Highlights of TensorRT-LLM include support for popular LLMs such as Llama 1 and 2, ChatGLM, Falcon, MPT, Baichuan, and Starcoder. It also offers features like in-flight batching, paged attention, and multi-GPU multi-node (MGMN) inference. Furthermore, it provides support for NVIDIA Ampere architecture, NVIDIA Ada Lovelace architecture, and NVIDIA Hopper GPUs, along with native Windows support (beta).

Over the past two years, NVIDIA has collaborated with leading LLM companies to accelerate and optimize LLM inference. TensorRT-LLM has been used by companies like Anyscale, Baichuan, Grammarly, Meta, and Tabnine to enhance their LLM models.

To illustrate how to use TensorRT-LLM, here's an example of deploying Llama 2, a popular LLM, with TensorRT-LLM and NVIDIA Triton on Linux.

Getting Started

To use TensorRT-LLM, you'll need a set of trained weights. You can either use your own weights trained in NVIDIA NeMo or obtain pretrained weights from repositories like HuggingFace Hub. Additionally, you'll need a model definition written in the TensorRT-LLM Python API.

Building the Model

TensorRT-LLM allows you to build a graph of operations using NVIDIA TensorRT primitives to define the layers of your neural network. This example showcases some of the optimizations available in TensorRT-LLM.

Running the Model Locally

Once you have the model engine, you can execute it locally using the TensorRT-LLM runtime backend. This allows you to perform inference on your model directly from your system.

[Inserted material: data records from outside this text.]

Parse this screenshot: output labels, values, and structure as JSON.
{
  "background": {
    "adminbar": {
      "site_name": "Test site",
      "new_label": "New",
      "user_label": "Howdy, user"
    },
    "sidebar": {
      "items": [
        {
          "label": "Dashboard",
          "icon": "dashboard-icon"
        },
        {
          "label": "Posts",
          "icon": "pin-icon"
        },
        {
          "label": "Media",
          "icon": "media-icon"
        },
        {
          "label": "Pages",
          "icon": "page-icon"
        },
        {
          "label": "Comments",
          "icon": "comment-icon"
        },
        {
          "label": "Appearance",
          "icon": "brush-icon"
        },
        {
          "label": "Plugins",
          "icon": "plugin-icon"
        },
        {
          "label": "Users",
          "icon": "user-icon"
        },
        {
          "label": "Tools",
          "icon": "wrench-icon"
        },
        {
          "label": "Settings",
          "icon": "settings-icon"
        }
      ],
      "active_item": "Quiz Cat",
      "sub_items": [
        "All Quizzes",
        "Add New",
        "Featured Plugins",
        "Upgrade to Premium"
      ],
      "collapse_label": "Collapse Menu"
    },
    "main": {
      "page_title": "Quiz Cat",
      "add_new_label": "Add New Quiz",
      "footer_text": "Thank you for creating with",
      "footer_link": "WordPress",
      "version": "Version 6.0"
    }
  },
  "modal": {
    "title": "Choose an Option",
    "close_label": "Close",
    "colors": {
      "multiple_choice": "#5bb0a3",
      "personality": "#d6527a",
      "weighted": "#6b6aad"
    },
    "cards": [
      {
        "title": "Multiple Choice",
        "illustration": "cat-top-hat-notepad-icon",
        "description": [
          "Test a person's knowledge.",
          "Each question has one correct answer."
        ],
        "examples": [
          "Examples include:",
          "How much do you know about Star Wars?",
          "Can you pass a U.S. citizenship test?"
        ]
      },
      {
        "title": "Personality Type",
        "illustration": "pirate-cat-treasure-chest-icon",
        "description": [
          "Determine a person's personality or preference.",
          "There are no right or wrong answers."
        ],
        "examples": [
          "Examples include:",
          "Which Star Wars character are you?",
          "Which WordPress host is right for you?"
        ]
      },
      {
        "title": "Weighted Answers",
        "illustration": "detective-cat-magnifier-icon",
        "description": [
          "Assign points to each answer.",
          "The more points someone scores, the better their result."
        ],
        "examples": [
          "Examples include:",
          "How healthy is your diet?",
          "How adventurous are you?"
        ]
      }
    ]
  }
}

Deploying with Triton Inference Server

To create a production-ready deployment of your LLM, you can use the NVIDIA Triton Inference Server. A new Triton Inference Server backend for TensorRT-LLM leverages the TensorRT-LLM C++ runtime for efficient inference execution. It includes techniques like in-flight batching and paged KV-caching.

To deploy the model with Triton Inference Server, you need to build the backend, create a model repository, and modify the configuration files with the necessary information. Finally, you can launch the Triton server using the Docker container.

By utilizing TensorRT-LLM and Triton Inference Server, you can optimize and deploy your LLM models for efficient inference, catering to multiple users simultaneously.